Tuesday, December 17 2013

Fedora package build history

Recently I have been thinking about a way to do mass-rebuild but only of packages that have not been built in a while (since the last release?).

At the moment, we only do mass-rebuild when there is a specific need to, for example a new version of GCC.

This is a very specific process which is ran over multiple days and just rebuilds all the packages. As a results, some packages that are of very low maintenance may just seat around, un-touched until the next mass-rebuild.

I was wondering if we could not simply take all the packages on rawhide and run, say once a month (or once a week, every day?), check when their last successfull build was and if older than X (to be defined), do a simple scratch build of the package. We could query koji or fedmsg via datagrepper to get the date of the last successful build of the package.

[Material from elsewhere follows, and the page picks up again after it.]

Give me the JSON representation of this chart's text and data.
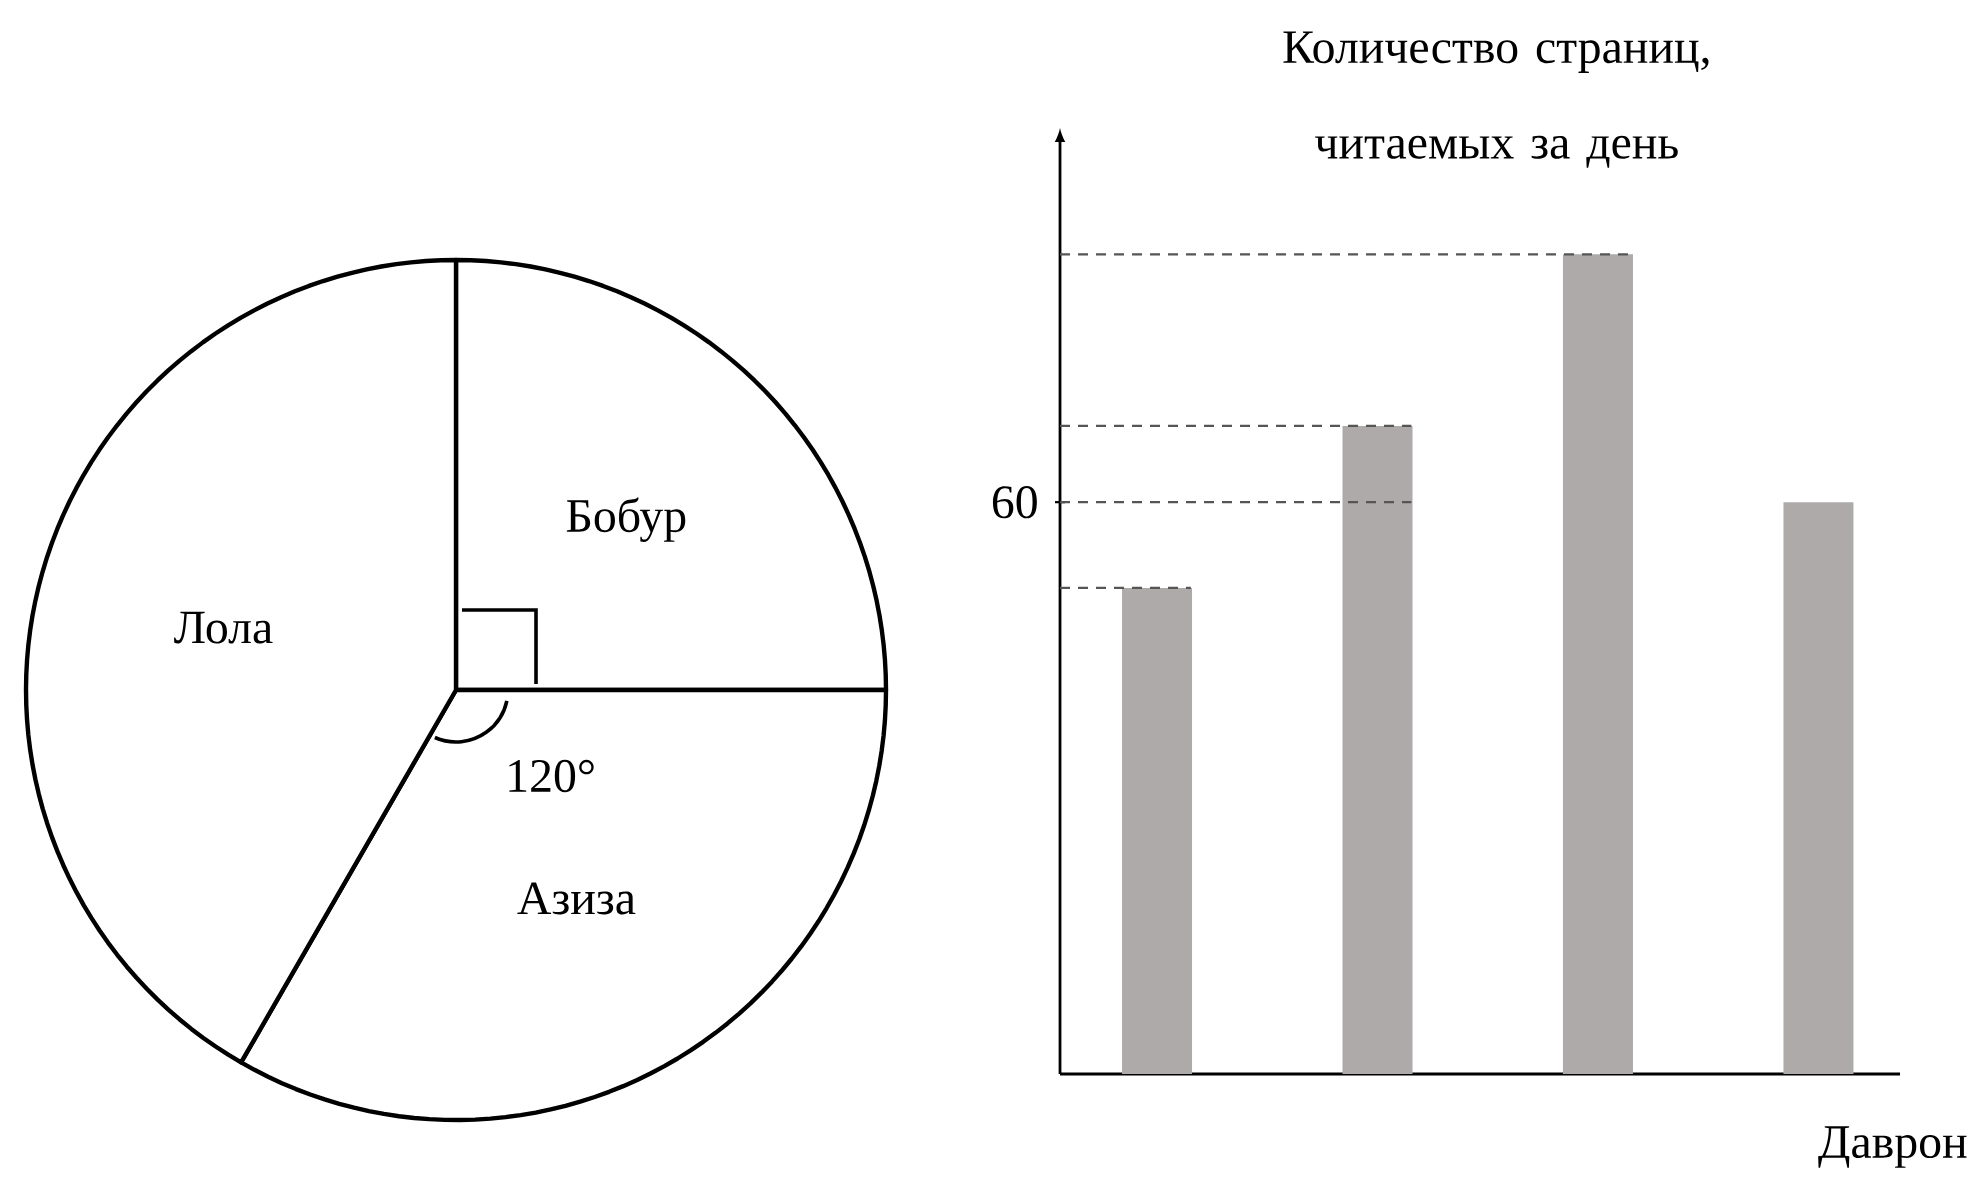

So technically it is duable, in theory it makes sense but the question is, in practice does it?

The first check to assess this is simply looking at the distribution last successfull dates of the packages.

So I wrote a small script querying the packagedb to get the list of all the packages and then queries datagrepper to retrieve the date of the last successful build. The number of days between this date and today is then computed and the output provides the number of packages that have been rebuild on each day.

Graphically it looks like this: On the X axis is presented the number of packages built on that day, on the Y axis is how many days ago that day was.


Converted to a log scale, we get: On the X axis is a log of the number of packages built on that day, on the Y axis is how many days ago that day was.


To provide some more statistics:

  • 14397 packages were checked
  • 49 packages were built yesterday (day 0, when the data was gathered),
  • 1 package has not been successfully built since 271 days ago
  • 66 packages have not been sucessfully re-built for 200 days or more
  • 11418 packages have not been sucessfully re-built for 100 days or more
  • The two peaks that can be seen are from 132 and 133 days ago (last mass-rebuild?)

Is this something worth persuing? Should we automatically re-build packages after a while and report in case the build fails?

What do you think?